I couldn’t believe my eyes when I met a guy on the street in white stockings and a frill. Two days before I got on my flight home [after Amadeus wrapped], I received an offer from an American brand to make their next collection. I am old so I don’t remember the brand, but it was like the American Dior or something… I was trying to persuade the consulate to prolong my visa, but they wouldn’t, even though I had the support of the Washington Post. Forman would always say, “Enjoy it, you assholes. It doesn’t last long.” But those moments, for a European’s mind, are just too much.
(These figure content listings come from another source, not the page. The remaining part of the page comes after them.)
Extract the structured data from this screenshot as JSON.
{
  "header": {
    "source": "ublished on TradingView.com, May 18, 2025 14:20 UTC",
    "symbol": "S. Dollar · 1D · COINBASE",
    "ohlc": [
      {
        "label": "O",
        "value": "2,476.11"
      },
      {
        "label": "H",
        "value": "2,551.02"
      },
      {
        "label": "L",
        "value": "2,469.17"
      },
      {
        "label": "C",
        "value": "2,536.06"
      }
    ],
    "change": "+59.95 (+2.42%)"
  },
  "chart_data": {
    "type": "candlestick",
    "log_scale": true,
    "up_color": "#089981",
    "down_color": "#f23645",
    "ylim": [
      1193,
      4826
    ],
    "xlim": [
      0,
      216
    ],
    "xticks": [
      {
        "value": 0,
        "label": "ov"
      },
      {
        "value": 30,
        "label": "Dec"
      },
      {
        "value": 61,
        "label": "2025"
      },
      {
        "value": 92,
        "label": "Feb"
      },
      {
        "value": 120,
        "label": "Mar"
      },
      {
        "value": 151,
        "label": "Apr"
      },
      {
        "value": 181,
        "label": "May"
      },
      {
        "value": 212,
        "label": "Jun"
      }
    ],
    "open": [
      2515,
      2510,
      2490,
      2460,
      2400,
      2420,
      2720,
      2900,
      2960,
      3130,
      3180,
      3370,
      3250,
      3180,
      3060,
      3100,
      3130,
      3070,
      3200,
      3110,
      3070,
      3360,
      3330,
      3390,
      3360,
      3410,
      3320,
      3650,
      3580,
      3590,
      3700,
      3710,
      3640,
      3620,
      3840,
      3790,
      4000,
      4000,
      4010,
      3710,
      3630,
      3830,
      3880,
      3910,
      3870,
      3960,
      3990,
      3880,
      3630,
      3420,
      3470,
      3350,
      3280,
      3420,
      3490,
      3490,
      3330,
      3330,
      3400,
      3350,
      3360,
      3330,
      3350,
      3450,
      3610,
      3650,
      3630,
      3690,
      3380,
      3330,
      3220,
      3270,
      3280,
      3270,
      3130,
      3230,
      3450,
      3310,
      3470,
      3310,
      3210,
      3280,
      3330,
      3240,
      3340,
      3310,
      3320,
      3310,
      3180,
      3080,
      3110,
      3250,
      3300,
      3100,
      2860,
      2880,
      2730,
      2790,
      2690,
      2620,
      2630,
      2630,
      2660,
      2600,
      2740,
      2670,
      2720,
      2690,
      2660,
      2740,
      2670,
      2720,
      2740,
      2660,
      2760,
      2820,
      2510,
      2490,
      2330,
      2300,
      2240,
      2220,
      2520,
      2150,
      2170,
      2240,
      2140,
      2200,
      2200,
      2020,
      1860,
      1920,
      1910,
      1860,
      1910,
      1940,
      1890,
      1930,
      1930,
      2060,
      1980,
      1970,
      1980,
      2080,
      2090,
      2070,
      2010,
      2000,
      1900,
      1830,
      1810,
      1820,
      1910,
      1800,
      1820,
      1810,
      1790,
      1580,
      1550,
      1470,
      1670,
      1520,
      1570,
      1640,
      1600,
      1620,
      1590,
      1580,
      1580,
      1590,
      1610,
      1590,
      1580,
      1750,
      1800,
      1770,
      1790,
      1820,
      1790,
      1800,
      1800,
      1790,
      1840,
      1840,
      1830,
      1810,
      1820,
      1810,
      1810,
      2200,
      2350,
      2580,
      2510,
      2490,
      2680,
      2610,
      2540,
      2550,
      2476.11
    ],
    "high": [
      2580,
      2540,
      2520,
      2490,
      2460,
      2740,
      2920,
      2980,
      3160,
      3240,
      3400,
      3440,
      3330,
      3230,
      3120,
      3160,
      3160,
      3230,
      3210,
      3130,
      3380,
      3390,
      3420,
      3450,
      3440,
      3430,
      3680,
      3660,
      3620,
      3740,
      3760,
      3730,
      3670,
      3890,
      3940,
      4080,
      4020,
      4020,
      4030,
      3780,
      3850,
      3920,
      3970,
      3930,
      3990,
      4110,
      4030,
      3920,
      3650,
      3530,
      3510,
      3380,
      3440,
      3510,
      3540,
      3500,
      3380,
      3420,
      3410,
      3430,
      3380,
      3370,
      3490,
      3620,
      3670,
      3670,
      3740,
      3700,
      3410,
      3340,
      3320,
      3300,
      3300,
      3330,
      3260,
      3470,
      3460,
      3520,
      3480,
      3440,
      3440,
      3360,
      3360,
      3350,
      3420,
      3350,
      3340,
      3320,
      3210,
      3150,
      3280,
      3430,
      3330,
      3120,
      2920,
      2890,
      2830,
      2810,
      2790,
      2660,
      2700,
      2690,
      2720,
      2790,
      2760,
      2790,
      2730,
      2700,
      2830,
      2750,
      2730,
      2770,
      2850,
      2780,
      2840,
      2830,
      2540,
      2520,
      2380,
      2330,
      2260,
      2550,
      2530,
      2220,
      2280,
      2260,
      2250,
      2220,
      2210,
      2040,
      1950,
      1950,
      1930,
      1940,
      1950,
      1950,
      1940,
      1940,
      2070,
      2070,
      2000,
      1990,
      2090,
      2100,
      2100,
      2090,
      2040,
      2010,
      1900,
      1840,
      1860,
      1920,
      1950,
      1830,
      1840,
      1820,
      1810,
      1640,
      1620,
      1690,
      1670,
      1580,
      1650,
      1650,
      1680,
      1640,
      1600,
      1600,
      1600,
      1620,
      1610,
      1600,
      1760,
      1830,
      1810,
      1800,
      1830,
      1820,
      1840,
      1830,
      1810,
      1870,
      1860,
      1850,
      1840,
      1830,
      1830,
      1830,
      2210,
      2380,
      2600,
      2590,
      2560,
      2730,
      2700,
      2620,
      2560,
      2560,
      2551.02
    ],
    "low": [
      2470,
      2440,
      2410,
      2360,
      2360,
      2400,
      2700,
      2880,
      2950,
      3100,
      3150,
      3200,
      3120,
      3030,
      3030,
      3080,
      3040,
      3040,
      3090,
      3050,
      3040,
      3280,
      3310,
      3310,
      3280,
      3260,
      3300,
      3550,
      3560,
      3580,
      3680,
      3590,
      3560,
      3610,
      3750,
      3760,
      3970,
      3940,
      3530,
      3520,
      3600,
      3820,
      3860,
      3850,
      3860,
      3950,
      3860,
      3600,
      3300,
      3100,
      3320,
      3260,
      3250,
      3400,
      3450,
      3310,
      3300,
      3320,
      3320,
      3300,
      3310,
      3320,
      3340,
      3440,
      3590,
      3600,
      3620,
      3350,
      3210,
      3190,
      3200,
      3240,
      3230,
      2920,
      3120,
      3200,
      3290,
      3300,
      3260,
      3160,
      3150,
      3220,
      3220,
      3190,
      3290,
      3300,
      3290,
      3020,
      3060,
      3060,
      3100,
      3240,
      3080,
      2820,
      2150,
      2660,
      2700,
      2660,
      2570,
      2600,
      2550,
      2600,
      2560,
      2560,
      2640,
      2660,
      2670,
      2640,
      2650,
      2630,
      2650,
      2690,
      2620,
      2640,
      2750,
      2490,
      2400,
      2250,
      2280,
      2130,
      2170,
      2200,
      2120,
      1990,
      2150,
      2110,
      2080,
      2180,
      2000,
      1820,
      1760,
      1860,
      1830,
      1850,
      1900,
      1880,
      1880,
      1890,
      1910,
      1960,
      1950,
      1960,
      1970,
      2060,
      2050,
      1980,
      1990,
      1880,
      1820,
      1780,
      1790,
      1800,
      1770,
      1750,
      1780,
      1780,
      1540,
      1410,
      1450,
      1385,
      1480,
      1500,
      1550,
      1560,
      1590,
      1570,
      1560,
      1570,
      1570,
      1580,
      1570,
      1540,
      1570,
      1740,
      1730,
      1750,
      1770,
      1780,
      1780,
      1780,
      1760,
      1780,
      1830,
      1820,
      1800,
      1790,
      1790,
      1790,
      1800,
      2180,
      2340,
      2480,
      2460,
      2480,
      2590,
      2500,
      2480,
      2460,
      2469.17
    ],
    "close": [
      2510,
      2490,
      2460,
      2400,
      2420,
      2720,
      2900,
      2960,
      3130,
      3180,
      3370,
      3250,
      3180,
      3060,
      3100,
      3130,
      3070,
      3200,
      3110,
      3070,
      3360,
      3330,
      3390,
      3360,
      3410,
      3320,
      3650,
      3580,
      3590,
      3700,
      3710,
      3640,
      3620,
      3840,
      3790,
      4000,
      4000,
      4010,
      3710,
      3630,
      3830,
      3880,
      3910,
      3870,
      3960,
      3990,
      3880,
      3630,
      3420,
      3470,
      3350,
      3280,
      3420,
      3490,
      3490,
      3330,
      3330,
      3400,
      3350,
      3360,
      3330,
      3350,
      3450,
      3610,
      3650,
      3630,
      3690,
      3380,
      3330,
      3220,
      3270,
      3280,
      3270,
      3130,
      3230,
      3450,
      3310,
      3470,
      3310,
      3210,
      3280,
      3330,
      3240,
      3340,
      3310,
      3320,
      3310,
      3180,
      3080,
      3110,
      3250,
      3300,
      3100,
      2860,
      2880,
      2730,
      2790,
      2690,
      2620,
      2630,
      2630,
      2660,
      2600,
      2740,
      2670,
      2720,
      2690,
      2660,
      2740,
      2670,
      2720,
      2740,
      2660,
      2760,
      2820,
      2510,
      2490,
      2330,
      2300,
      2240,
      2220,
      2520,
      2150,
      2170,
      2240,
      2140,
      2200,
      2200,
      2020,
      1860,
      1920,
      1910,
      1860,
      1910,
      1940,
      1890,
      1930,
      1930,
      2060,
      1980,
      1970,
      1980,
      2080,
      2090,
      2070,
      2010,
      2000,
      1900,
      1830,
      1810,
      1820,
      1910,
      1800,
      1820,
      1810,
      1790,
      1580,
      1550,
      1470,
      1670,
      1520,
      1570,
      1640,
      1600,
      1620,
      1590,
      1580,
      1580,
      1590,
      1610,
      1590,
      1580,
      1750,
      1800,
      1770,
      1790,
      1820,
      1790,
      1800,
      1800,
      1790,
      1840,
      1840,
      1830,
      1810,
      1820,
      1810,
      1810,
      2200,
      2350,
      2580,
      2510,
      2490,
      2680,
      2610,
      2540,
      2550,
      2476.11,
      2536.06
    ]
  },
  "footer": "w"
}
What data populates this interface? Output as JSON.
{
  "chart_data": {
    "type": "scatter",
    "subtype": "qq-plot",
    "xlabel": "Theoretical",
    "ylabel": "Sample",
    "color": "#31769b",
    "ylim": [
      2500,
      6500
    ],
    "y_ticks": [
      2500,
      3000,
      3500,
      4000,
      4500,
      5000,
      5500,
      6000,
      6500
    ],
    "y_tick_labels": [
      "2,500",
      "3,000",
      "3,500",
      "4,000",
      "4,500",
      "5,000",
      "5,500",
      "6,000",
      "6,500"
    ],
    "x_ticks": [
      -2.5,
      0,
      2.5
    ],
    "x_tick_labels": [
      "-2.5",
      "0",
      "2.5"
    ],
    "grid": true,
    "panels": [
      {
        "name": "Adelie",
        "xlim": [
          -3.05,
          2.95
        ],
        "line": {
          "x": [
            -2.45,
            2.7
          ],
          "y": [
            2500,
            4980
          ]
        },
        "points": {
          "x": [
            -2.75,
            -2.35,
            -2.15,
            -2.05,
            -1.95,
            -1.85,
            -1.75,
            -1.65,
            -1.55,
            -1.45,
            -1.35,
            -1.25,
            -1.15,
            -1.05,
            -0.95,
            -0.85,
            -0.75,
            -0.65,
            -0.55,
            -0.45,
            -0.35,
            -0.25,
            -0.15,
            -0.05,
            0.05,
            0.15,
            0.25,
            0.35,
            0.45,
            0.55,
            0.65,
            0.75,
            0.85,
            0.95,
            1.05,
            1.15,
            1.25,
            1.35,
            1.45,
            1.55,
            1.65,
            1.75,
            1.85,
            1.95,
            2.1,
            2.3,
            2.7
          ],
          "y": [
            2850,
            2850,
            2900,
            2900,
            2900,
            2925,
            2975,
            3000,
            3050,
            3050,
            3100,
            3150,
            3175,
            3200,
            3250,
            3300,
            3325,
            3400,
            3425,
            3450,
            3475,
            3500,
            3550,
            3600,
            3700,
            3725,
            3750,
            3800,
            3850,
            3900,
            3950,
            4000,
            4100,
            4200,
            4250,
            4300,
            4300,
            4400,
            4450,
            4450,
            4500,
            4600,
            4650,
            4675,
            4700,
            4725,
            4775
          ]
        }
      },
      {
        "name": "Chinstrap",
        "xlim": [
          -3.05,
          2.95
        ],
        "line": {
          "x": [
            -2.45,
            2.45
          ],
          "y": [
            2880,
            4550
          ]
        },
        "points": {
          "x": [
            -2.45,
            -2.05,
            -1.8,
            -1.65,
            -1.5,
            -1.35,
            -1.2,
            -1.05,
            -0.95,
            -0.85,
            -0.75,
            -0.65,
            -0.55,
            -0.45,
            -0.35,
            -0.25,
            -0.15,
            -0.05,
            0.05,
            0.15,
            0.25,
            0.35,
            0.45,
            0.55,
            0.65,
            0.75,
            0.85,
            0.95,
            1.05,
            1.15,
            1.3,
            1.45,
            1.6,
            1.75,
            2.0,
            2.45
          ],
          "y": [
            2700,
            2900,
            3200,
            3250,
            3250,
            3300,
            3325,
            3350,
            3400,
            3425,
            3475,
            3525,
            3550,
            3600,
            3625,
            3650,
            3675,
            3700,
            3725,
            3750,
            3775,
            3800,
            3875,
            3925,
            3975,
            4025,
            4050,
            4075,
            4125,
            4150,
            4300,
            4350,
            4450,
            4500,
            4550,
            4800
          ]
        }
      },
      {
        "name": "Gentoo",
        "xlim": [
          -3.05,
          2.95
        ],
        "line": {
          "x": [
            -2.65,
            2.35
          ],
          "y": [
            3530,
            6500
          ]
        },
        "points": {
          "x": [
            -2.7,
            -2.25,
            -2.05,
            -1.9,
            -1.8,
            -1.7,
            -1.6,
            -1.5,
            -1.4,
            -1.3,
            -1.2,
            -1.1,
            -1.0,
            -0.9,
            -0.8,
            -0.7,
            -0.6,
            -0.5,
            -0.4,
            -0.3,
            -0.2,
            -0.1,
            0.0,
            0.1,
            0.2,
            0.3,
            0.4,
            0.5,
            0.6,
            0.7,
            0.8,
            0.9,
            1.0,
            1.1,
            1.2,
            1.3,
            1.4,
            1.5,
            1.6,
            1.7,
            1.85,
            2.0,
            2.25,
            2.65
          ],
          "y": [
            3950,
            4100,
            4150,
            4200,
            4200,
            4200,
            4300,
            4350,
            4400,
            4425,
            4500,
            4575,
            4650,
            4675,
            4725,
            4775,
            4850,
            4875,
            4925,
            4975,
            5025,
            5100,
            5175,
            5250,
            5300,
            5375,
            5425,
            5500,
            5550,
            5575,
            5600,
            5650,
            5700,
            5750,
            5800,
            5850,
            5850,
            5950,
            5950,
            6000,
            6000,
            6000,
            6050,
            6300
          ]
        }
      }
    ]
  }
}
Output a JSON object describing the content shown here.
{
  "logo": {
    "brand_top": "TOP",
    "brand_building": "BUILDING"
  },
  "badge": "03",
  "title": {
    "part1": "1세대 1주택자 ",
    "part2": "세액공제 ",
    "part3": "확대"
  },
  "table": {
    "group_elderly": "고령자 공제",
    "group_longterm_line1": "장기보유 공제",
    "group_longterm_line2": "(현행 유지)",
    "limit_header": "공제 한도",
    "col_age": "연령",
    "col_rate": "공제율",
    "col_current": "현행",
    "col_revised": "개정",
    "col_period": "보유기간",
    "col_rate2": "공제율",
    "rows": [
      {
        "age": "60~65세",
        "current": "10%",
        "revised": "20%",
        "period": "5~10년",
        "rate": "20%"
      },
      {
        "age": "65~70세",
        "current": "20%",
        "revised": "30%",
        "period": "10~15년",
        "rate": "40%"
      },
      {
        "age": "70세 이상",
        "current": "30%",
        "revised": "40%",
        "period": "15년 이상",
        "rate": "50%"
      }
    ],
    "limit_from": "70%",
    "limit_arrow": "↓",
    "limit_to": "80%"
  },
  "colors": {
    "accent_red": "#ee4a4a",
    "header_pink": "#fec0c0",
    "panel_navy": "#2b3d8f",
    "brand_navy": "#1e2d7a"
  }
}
Another of Theodor’s creations for Amadeus, evocative of a simpler time when upper-class women had nothing to do all day but get dressed.

How did your homeland respond to your success?
Nobody would talk to me. There was only my wife and kids at the airport. You weren’t even on the news?
No, but my wife was doing direction at Barrandov Studios, and [Miroslav] Müller, the Communist secretary of culture, came over to ask her how much money I made. That was the only official reaction. And then of course the Barrandov’s directors rejected me and the film and excluded me from the local film scene.
The directors at Barrandov decided that no one would even talk about Amadeus or me. They just felt that I wasn’t one of theirs. [Ludvík] Toman, head of dramaturgy at Barrandov Studios, was a big influence on the things that were happening then. He was connected to the state police and probably the Russian KGB and issued this half-official statement that the directors should not approach me. Did you have any reason to believe the secret police wiretapped your phone because you had so many contacts in the US?
No, they couldn’t really get to me because they pocketed a few million bucks for a movie a bunch of Americans shot in Czechoslovakia. They were kind of capitalists when it came to this; they couldn’t persecute people who made them money. It would also cause international inconvenience. Still, you must have had some troubles.
Voice of America aired a thorough [radio] spot about my exhibition at the same time a collective exhibition of a bunch of artists, including me, was happening here—and the day after I found out that all my paintings were taken down and turned to face the wall. It just wasn’t fashionable to be successful.  
 
Quite the contrast to the celebrity you experienced in America. You must have felt bipolar.
Not even a dog would bark at me. Can you imagine such a shock? One minute you’re totally famous, and the other you’re absolutely damned. After the Oscars, there would be these lobster parties where people would pay to get in so they could sit with me at a table and eat a lobster. Then some girl invited me up to Dallas. I show up, and she keeps treating me like royalty. She took me into her garden behind her huge house and kept showing me all these rhododendron bushes. She had screens installed in each one that played a loop from Amadeus. To be specific, only the part where it said “Costume designer: Theodor Pištěk” in the credits, and blip, there it would go again. And then suddenly 150 people started applauding me in the garden.

I have many stories like that. I felt like I was taking part in something that wasn’t really happening, although I got famous in America in a way nobody else ever did. On Oscar night, I was standing in the same line with Kirk Douglas and Diana Ross. Kirk turned to me and said, “You know what? Why don’t you stand in the front today?”